The bit I’m still wrapping my head around: people flew in from Munich and San Francisco for a games event in Hobart. Genuinely hard to take in.
We can’t wait to do it again. After a nap.
Other Fun Stuff#
A big client game we handed over a while back was released this month! Big Plans is a fun game to teach financial literacy to kids that we made for our local member-owned bank, Bank of Us. We worked so hard on it for months and we’re genuinely chuffed with how it came out. It’s also the first shipped game built with our upcoming Yarn Spinner Visual Novel Kit, which was a great opportunity to test its user experience and extensibility before we put the final touches on it and release it as an Add-On later this year.

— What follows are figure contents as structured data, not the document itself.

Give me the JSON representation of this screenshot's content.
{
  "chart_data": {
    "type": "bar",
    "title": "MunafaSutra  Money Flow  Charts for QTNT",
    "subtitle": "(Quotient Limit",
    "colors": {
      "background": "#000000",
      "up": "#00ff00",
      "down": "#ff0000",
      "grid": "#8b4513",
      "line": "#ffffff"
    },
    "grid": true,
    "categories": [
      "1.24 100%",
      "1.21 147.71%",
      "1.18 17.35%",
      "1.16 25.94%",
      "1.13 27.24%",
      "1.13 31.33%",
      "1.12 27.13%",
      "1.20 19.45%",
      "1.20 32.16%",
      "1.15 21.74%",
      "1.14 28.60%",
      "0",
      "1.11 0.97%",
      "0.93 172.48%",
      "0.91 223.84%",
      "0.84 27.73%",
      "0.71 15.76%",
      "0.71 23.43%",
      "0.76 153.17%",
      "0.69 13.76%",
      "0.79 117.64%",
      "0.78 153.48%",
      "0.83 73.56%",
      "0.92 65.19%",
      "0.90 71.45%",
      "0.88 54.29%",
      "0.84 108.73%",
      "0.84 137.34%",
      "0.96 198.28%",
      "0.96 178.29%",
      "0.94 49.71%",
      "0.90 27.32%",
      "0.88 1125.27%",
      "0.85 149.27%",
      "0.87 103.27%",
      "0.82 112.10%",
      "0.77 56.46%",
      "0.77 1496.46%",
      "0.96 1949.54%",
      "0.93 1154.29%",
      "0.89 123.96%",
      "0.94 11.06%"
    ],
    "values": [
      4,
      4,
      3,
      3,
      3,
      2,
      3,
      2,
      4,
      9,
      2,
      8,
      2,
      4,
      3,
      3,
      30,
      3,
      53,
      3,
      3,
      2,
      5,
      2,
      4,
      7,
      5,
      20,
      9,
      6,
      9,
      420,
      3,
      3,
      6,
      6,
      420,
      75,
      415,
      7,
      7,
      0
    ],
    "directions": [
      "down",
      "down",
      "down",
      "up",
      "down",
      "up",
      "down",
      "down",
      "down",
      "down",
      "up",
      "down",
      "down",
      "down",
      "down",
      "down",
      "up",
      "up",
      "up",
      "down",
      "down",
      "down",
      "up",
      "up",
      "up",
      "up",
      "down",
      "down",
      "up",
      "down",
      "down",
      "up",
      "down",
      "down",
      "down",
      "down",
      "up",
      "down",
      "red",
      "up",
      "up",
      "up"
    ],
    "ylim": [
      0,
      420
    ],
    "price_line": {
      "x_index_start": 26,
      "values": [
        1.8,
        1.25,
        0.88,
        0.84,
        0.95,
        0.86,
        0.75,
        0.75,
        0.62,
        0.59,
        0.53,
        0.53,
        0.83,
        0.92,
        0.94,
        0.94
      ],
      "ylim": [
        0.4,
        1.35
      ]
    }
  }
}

A bunch of new Yarn Spinner games made by others were also released into the wild this month. Two that I want to particularly call out: Nullstar: Solus and Mayor May Knott, both freshly released and very much worth your time.
We’ve also been (very slowly) taking part in Floodlight Gaming’s Investigative Journalism Game Jam, which we heard about via the developers of one of our most highly-anticipated games made with Yarn Spinner: Take Us North. With org. partners like these, and seeing some of the winners from previous jams, we can see the quality of journalism and storytelling in this jam is very high. No pressure!
Summary#
- Diagnostic system rewrite, groundwork for custom rules in 3.3.
- Started porting our Unity samples to Godot (GDScript and C#).
- Started a chunk of new Unreal feature work.
- A stack of smaller QoL improvements, queued for the upcoming core, Unity, and VSCode releases.
- More Story Solver backend work.
- Lots of out-of-office time running Level Up Tas.
Next month, we get back to shipping.
Header image: a wee laddie of a crab at Seven Mile Beach, Tasmania, by Paris Buttfield-Addison.